6. Vos influences vont de Nas et Wu-Tang à l’underground de Detroit, en passant par le funk et le rock des années 60. Laquelle ressort le plus sur n=40, et laquelle vous a surpris en revenant ?

Honnêtement, beaucoup de rap old school. J’ai samplé énormément de ma propre musique écrite et produite à l’époque de mes années universitaires. Mais je l’ai ramenée pour ce “nouveau” Jairic. Le piano de “Yolo 2 Yoga” vient d’un morceau que j’avais écrit à l’époque. “Antagonist” et “Still AF Gospel” remontent aussi à cette période, tout comme “Mitt Rock Me” et “Stick Figaro”. Cet album est profondément enraciné dans ces premières années — les soirées étudiantes, le freestyle, et l’affûtage des lyrics face aux soi-disant haters (lol).

7. Des titres comme « Stick Figaro » dégagent un chaos maîtrisé — guitares saturées, percussions trap, montée explosive.
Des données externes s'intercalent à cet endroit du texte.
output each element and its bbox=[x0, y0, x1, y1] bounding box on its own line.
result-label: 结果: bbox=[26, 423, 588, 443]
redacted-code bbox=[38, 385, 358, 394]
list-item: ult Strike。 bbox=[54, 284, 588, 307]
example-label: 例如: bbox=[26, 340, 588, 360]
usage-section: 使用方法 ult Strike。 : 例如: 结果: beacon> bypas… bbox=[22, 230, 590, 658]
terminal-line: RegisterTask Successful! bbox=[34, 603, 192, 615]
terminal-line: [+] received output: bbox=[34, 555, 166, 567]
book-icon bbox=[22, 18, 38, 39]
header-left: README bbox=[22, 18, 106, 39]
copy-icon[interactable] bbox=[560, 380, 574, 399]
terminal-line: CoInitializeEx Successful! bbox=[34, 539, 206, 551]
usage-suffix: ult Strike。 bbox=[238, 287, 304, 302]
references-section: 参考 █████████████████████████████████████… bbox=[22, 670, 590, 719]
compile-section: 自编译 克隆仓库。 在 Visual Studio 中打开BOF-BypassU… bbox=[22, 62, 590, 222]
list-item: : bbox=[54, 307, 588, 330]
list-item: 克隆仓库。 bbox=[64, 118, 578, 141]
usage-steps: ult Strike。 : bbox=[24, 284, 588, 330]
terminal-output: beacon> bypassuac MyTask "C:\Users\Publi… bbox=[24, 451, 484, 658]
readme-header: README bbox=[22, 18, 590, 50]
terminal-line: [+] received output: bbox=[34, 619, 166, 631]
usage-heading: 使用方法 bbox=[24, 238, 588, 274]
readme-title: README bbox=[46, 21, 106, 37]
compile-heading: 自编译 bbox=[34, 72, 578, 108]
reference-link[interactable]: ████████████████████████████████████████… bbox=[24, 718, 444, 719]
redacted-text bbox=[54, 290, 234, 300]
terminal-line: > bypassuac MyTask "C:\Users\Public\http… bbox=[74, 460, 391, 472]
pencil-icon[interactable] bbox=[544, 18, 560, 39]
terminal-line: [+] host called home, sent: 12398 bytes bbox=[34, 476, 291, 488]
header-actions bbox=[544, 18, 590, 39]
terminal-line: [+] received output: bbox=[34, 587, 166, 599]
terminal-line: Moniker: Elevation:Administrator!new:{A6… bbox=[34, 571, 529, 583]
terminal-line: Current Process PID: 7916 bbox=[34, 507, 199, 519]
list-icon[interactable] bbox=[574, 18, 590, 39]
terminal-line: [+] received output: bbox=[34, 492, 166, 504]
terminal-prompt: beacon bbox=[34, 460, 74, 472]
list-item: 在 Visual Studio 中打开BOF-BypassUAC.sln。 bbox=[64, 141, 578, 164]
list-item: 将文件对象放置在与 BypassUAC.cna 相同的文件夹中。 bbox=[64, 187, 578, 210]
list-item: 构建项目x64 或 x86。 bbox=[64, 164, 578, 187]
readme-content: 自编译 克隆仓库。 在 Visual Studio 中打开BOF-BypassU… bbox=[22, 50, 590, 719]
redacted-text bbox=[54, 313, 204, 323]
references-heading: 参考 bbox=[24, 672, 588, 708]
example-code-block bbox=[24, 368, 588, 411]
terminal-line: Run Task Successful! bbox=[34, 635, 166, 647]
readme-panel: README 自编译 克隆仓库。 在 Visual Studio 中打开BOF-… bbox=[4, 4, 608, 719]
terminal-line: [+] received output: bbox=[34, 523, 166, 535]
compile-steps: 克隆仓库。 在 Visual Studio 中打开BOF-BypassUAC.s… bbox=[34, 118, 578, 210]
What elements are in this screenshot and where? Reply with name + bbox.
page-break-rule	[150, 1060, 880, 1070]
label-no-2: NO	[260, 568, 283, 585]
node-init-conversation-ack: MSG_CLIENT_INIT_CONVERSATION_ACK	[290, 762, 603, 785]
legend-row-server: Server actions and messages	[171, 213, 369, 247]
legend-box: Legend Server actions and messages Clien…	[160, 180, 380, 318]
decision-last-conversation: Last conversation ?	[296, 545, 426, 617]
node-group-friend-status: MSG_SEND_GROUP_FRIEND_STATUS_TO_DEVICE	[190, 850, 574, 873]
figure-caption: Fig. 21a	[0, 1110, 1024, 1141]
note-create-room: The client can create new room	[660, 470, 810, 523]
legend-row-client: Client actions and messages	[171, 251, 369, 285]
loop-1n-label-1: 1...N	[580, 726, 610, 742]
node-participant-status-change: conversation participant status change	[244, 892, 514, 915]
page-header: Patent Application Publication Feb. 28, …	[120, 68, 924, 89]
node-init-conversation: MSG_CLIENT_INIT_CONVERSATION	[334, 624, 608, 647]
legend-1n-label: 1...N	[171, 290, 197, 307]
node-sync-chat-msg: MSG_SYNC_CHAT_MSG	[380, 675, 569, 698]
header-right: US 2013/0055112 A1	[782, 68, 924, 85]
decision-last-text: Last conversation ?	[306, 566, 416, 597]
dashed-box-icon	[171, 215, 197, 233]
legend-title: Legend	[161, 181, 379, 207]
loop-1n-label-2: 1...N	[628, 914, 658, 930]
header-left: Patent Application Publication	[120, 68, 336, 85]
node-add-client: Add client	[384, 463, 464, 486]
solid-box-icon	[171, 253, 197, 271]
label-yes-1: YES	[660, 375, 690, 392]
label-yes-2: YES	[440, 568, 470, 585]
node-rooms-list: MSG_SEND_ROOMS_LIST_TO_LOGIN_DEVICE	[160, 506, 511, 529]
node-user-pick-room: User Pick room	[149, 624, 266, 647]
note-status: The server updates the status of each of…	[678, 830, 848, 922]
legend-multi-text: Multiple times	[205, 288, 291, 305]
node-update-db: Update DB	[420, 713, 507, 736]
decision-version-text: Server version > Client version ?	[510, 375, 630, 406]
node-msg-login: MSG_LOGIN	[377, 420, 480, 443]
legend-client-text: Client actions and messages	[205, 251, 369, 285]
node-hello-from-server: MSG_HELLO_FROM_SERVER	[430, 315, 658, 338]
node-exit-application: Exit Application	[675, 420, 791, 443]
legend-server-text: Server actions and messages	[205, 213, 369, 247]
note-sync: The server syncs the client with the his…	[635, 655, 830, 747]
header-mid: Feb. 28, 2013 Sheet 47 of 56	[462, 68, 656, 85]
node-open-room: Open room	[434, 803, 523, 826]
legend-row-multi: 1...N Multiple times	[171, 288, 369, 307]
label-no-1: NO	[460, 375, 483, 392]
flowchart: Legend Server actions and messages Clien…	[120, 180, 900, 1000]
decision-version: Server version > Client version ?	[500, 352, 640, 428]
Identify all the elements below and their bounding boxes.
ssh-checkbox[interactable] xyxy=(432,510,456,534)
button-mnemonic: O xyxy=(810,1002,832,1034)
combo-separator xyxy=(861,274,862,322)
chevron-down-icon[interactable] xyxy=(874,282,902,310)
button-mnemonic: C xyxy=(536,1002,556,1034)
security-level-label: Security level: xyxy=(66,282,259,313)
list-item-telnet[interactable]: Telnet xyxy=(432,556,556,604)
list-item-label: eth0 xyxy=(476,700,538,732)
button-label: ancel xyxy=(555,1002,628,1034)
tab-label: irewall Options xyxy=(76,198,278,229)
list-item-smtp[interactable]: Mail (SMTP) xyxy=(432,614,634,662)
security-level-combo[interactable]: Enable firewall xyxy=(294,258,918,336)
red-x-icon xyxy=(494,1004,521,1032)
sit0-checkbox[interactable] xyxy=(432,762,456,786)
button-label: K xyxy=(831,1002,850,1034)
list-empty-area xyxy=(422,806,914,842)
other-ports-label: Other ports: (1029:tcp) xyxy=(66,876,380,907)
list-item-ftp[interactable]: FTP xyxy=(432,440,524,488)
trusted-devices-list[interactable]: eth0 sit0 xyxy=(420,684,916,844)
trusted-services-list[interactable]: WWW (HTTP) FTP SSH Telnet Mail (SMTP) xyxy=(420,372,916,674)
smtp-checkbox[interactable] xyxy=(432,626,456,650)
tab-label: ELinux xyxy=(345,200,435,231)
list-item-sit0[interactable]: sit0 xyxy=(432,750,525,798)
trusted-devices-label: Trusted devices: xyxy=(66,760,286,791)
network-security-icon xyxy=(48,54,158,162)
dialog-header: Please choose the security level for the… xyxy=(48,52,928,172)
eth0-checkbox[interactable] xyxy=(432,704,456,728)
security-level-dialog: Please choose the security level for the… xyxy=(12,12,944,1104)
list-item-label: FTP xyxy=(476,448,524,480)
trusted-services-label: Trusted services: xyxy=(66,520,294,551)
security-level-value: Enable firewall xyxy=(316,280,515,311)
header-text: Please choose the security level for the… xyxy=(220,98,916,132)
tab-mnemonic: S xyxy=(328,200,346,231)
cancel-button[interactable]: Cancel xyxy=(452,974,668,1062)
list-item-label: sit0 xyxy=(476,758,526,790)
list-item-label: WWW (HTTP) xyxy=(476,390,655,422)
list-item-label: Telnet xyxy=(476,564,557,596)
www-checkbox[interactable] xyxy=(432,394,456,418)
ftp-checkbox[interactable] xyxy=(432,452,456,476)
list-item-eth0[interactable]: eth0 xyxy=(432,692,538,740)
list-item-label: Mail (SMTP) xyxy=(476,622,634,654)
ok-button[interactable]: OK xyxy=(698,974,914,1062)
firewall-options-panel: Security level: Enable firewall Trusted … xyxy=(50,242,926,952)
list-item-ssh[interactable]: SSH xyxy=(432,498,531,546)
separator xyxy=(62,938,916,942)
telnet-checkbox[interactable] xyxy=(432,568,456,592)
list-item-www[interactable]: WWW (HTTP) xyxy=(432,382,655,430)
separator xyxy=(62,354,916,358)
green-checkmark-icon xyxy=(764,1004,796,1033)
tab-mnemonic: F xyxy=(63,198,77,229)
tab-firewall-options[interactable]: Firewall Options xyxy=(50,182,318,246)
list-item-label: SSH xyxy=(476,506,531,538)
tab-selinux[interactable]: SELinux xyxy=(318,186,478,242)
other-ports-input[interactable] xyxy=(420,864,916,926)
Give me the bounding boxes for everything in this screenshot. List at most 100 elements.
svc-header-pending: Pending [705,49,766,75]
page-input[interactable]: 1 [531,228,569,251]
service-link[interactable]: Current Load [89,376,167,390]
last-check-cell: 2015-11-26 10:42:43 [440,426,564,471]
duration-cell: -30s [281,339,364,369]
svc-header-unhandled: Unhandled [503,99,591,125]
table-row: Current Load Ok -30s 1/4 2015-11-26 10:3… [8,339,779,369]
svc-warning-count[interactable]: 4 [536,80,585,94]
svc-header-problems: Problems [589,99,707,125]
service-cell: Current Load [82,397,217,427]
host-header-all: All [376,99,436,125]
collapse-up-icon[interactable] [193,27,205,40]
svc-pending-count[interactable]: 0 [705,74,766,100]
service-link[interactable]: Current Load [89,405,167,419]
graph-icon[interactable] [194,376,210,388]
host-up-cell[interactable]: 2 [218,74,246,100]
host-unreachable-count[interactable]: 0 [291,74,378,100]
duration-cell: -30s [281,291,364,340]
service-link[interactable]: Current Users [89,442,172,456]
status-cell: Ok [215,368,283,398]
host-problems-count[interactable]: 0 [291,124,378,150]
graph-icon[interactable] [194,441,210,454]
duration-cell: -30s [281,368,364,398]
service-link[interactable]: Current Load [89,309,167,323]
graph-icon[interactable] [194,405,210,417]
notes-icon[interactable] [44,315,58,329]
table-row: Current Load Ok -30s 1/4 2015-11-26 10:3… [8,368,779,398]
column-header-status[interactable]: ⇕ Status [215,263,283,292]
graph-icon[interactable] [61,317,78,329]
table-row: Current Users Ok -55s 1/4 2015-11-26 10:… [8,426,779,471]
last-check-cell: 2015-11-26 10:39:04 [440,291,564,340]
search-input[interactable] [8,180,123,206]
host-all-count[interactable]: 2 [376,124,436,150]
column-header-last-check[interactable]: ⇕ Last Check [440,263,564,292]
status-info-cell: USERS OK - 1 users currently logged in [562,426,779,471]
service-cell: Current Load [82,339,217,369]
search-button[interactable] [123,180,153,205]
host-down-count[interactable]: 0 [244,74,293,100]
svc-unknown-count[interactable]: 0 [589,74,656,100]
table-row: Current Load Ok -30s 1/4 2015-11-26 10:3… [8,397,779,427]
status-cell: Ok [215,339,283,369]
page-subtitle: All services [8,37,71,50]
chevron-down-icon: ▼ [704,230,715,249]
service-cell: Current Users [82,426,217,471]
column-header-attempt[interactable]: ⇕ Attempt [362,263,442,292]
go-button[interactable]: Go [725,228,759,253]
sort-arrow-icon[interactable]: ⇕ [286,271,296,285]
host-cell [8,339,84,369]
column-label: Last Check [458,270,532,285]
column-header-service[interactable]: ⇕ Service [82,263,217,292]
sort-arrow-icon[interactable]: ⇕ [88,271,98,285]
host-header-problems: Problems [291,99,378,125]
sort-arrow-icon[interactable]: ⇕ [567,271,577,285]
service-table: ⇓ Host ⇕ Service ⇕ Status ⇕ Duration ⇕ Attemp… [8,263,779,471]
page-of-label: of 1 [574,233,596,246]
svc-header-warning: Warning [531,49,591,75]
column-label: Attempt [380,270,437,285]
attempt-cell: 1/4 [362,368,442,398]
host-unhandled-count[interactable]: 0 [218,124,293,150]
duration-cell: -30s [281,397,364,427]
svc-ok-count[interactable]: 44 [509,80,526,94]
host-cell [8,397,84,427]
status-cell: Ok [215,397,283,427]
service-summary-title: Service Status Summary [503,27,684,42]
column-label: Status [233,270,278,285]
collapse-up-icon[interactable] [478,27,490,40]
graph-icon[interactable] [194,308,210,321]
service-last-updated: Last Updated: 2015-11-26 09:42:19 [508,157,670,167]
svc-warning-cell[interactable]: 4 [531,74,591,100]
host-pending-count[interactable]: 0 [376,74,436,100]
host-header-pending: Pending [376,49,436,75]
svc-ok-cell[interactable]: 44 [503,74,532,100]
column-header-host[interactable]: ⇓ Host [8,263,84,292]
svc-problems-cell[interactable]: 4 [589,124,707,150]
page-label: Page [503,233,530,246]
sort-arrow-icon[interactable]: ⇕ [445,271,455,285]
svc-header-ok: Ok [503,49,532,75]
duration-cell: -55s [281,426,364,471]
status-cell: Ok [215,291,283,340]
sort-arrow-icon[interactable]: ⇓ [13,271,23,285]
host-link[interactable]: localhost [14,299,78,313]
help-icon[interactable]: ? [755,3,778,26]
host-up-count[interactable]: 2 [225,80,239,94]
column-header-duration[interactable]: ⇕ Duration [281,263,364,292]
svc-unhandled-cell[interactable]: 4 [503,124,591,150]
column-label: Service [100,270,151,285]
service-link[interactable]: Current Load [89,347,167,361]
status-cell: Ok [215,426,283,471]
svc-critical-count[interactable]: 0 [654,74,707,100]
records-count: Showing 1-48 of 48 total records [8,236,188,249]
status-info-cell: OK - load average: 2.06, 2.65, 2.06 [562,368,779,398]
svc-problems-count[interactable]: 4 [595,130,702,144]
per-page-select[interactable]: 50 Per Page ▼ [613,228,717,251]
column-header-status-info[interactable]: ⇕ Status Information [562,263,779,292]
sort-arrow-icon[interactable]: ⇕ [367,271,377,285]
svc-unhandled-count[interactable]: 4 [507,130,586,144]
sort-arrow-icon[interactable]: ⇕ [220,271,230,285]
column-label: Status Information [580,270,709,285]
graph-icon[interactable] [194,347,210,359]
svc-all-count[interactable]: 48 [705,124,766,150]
Quelle émotion ou quel moment réel a déclenché ce morceau ?

“Stick Figaro” est né du fait de ressortir mes propres beats vieux de vingt ans et de les reconstruire pour Jairic 2.0 — même ADN, nouveau moteur. Ce qui m’a inspiré, c’est ce renversement que j’adore : le morceau commence comme si j’étais la proie, mais à la fin du couplet, on comprend que je suis le chasseur. C’est du chaos contrôlé, avec du swagger et de la rugosité, et une touche de clinquant par-dessus. Et l’outro renverse encore l’énergie pour finir sur une prière simple : Dieu, donne-nous plus de temps pour continuer à vibrer.

8. Maintenant que n=40 est dans le monde, quel combat, quelle peur ou quelle ambition vous attire vers le prochain chapitre ?

Je suis profondément reconnaissant — pour ma famille et l’équipe qui m’entoure. Sans eux, je ne serais pas là. Mais je suis loin d’avoir terminé. J’ai encore beaucoup à dire et énormément à construire. Le prochain chapitre sera plus grand. Une partie de mon meilleur travail est encore devant moi, et j’ai plus faim que jamais que les gens l’entendent.